Facebook now has 200 million users, giving the social-networking site a “population” even larger than nations such as Russia.
“Growing rapidly to 200 million users is a really good start,” Mark Zuckerberg, CEO of Facebook, wrote in an April 8 corporate blog posting, “but we’ve always known that in order for Facebook to help people represent everything that is happening in their world, everyone needs to have a voice.”
Playing up the mega-networking aspects of his company, Zuckerberg added: “This is why we are working hard to build a service that everyone, everywhere can use, whether they are a person, a company, a president or an organization working for change.”
When it comes to business and the enterprise, however, questions about connecting and empowering the planet may be secondary to considerations of social networking’s ability to generate revenue.
Twitter has already begun to monetize itself through two channels: the launch of sponsored sites, starting with the Microsoft-sponsored ExecTweets, and commercial accounts with expanded features for businesses. ExecTweets has already been launched; the paid accounts will start later in 2009.

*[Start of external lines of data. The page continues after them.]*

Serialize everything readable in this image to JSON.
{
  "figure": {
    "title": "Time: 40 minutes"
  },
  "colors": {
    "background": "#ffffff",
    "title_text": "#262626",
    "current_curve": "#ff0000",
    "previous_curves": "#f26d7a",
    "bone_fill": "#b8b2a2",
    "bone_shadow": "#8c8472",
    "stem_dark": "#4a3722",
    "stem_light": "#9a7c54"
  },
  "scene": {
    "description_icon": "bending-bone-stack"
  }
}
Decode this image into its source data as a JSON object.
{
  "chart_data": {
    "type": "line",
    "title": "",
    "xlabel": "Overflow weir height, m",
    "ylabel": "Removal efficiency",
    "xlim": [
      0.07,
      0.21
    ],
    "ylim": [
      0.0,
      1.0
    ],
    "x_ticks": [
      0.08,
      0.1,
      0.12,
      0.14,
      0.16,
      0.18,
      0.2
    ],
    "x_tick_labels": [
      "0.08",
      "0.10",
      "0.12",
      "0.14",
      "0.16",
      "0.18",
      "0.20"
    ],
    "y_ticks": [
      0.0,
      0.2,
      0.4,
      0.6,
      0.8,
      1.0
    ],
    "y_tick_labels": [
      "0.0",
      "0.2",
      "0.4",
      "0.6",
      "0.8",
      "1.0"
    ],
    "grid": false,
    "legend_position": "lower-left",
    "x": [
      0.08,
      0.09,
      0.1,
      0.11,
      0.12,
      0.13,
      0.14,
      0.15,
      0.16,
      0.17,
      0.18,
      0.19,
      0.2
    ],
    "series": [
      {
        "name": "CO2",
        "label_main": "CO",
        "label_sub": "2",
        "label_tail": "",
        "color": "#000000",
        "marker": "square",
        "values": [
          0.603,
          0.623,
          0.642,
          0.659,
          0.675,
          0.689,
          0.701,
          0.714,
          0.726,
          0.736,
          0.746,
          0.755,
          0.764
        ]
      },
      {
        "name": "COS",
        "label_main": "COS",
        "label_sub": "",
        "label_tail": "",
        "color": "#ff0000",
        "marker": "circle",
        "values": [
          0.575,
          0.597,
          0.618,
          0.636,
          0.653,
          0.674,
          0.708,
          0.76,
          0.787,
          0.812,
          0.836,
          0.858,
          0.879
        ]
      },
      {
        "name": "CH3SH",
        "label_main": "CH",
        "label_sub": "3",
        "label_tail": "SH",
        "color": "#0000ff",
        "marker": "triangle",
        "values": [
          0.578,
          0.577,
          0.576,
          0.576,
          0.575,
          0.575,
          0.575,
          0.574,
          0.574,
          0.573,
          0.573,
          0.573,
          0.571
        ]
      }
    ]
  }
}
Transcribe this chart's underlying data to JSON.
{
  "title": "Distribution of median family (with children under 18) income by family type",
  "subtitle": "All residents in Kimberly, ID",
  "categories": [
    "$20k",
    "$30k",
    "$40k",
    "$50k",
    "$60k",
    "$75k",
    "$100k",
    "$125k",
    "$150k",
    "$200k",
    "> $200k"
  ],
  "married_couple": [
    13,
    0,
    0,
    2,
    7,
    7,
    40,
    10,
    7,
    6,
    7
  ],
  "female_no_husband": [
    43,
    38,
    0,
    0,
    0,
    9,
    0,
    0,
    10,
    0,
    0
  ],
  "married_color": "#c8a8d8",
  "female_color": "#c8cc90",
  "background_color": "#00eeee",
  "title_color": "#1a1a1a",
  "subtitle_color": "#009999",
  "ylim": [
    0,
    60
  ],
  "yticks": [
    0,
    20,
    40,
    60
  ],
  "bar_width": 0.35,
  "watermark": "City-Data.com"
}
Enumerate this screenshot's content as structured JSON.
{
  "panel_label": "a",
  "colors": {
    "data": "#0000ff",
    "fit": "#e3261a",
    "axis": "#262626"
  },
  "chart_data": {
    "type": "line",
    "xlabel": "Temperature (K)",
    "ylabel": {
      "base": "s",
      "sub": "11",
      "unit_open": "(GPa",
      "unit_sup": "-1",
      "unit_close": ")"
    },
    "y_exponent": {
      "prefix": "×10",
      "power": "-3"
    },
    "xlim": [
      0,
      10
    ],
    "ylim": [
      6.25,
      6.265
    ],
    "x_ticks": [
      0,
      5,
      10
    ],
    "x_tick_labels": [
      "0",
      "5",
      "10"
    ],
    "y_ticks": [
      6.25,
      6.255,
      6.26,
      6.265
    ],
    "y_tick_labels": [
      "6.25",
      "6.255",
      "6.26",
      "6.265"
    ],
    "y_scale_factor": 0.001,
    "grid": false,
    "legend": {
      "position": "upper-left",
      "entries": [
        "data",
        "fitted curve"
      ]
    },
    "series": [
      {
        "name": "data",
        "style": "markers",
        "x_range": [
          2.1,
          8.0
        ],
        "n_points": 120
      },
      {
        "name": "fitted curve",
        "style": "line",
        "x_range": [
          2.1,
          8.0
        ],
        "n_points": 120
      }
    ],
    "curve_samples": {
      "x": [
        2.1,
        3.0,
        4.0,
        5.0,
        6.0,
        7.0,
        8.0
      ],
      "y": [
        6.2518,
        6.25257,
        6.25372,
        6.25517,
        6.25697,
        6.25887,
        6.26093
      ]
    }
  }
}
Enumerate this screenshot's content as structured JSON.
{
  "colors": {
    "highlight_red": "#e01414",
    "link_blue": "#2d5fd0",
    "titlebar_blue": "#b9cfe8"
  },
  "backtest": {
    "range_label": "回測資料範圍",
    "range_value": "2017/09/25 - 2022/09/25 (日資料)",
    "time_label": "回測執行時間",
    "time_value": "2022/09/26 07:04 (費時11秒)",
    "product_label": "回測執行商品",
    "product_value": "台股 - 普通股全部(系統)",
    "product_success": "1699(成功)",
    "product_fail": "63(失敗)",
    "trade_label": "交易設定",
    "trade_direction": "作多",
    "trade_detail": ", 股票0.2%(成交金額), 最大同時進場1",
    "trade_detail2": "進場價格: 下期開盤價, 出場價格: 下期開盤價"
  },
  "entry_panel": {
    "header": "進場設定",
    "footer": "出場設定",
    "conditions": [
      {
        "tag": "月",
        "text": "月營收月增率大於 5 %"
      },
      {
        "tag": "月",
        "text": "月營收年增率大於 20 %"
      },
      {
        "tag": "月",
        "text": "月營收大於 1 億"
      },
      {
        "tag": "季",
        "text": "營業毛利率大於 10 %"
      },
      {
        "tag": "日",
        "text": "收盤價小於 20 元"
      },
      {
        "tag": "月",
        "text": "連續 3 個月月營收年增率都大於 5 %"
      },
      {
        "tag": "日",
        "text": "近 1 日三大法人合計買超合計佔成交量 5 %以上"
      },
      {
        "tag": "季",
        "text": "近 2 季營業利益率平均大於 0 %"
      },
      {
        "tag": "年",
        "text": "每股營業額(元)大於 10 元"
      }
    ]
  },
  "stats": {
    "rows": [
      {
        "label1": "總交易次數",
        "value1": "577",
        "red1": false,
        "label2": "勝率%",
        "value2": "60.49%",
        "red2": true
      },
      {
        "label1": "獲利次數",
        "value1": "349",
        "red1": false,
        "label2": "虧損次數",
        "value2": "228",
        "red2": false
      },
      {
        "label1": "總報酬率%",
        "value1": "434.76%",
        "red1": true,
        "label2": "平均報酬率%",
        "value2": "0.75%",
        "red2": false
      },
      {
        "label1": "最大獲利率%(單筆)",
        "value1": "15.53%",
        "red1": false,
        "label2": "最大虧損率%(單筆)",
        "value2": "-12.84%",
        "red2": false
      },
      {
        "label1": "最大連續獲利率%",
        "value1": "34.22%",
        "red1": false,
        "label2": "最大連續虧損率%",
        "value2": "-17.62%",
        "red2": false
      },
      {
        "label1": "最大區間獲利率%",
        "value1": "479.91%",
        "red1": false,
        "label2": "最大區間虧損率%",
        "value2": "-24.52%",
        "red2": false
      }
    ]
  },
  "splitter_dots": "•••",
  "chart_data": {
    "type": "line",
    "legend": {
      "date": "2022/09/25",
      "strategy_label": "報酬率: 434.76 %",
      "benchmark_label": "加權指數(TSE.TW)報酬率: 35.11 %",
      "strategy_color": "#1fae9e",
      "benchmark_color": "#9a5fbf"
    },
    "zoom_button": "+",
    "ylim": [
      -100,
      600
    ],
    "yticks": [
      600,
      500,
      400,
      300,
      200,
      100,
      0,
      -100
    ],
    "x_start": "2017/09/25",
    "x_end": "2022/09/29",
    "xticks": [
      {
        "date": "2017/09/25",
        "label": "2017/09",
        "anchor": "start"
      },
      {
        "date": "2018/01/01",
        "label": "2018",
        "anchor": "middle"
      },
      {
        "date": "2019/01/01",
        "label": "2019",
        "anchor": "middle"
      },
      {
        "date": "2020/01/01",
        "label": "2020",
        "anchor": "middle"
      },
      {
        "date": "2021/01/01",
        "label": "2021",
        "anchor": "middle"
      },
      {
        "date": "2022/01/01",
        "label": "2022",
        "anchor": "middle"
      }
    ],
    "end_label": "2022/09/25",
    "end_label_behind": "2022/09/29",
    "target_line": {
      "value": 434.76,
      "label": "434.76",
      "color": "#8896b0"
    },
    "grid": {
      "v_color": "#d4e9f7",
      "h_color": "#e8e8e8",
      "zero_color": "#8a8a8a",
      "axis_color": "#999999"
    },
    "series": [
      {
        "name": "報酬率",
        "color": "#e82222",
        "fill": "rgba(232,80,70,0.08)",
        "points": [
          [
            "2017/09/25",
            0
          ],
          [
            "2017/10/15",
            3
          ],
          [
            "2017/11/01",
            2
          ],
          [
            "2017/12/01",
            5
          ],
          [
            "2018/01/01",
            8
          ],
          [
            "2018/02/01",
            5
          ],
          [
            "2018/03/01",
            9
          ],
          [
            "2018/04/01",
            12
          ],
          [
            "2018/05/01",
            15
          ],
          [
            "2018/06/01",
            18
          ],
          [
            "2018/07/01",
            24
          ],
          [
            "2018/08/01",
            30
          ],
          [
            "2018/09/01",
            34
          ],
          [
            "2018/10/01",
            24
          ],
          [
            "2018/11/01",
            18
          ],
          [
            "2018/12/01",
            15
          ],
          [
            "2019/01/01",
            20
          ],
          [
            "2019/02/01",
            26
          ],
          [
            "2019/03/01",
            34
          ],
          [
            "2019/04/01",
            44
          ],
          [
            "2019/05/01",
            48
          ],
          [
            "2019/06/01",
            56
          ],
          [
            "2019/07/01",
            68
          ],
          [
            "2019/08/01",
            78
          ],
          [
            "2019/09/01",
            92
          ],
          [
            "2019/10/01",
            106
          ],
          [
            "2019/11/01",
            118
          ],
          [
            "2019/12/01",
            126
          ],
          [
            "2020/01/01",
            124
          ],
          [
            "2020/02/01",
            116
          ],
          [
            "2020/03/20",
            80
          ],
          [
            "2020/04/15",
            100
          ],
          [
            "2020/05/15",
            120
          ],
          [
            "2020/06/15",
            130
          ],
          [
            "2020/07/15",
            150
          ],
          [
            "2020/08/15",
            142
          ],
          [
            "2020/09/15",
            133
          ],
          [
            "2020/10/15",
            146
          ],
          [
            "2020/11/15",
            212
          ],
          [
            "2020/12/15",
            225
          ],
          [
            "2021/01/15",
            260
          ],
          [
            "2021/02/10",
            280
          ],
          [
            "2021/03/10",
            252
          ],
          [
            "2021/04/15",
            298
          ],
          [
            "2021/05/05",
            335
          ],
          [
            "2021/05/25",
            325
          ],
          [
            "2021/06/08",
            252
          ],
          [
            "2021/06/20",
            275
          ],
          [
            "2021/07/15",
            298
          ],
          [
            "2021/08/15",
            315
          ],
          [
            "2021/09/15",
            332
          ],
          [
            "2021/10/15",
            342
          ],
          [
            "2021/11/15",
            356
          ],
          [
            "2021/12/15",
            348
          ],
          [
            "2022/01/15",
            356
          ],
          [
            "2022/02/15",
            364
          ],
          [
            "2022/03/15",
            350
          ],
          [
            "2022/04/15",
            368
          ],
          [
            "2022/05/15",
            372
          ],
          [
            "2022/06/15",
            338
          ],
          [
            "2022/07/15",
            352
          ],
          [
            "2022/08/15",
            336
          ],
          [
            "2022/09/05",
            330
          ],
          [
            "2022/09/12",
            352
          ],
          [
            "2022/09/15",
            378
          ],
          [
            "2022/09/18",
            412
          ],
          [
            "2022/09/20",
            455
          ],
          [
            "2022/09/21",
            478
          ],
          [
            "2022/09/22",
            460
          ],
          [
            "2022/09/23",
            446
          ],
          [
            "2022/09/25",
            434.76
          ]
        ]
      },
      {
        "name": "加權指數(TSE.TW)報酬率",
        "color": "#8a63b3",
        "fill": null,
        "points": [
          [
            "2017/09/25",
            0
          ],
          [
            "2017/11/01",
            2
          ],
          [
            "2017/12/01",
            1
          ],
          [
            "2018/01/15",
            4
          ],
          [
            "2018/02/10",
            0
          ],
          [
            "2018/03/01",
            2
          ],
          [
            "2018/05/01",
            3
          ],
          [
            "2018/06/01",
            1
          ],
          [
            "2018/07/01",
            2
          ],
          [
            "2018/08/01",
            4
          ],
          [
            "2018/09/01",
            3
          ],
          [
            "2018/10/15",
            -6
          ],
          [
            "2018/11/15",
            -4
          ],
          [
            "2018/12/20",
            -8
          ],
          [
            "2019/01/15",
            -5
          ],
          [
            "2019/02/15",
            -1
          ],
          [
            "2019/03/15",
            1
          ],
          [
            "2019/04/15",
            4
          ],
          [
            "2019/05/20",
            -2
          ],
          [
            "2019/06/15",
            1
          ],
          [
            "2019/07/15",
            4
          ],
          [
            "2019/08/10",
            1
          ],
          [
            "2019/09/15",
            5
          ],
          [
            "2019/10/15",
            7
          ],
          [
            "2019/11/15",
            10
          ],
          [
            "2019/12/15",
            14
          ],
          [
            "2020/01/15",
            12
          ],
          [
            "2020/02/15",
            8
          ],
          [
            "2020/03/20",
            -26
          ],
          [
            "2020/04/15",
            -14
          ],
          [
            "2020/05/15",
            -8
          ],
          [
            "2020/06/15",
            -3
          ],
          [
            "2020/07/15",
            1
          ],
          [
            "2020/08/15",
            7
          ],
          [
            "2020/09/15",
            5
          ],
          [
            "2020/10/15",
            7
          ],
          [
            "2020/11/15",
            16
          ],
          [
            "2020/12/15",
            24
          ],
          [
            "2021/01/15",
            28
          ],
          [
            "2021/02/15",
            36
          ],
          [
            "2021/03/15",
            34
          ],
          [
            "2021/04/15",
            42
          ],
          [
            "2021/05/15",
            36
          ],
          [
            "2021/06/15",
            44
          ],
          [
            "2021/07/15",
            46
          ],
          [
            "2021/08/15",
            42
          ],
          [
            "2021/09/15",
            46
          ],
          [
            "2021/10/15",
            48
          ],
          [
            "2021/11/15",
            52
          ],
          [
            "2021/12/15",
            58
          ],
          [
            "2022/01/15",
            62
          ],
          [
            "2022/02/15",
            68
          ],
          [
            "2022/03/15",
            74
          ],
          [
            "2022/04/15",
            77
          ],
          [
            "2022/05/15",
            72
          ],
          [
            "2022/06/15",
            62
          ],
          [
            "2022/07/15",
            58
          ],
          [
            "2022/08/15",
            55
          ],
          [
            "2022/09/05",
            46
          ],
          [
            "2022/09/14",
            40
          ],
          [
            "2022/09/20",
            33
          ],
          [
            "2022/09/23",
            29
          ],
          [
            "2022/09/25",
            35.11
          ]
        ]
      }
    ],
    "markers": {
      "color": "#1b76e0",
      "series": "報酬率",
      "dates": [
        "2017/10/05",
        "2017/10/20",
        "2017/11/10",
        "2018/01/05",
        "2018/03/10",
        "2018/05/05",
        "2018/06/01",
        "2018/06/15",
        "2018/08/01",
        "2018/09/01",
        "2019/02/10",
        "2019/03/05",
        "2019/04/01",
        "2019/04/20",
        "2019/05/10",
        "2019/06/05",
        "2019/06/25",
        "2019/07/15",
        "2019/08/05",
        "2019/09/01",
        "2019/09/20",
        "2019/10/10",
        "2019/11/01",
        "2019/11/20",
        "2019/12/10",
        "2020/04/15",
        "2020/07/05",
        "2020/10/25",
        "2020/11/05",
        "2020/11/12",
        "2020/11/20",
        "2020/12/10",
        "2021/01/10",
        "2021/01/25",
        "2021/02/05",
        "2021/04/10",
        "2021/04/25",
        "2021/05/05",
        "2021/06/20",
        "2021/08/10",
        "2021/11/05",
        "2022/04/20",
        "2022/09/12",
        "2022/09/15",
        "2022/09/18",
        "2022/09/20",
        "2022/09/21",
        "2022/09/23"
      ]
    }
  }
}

Other social-networking sites are demonstrating a certain degree of revenue growth. Despite a public admission by Google CEO Eric Schmidt that his company was still trying to figure out the best way to monetize YouTube, which in turn led some to conclude that the popular video-sharing site would forever remain a revenue sink, YouTube’s ad-sales rate has increased from 6 to 9 percent of its content over the past year, despite the economy.
AdAge attributes at least some of YouTube’s U.S. gains to content agreements with Disney, CBS and other companies, which provide extra leverage with advertisers.
Within a business context, Facebook’s 200 million users could be gauged not by how well the site engages users, but whether such a massive number foretells the future generation of proportionally massive revenue.
“Obviously the popularity of social networking as a concept and the primary means by which the younger generation is communicating is not at issue,” John Byrne, an analyst at TBRI, said in an interview. “The issue is how that trend can be monetized.”
“Two hundred million is indeed a large number,” Byrne added, “but 200 million [multiplied by] pennies per customer in an online advertising revenue still [equals] not much revenue.”
Google CEO Eric Schmidt once said, with regard to YouTube, that the “holy grail” of a perfect advertising model hadn’t been discovered yet. Still, companies such as Facebook and Twitter continue to experiment with techniques to generate even more significant revenue streams, using their ever-increasing number of users as a test bed.
Even with all their efforts, according to Byrne, “that code has not been cracked yet.”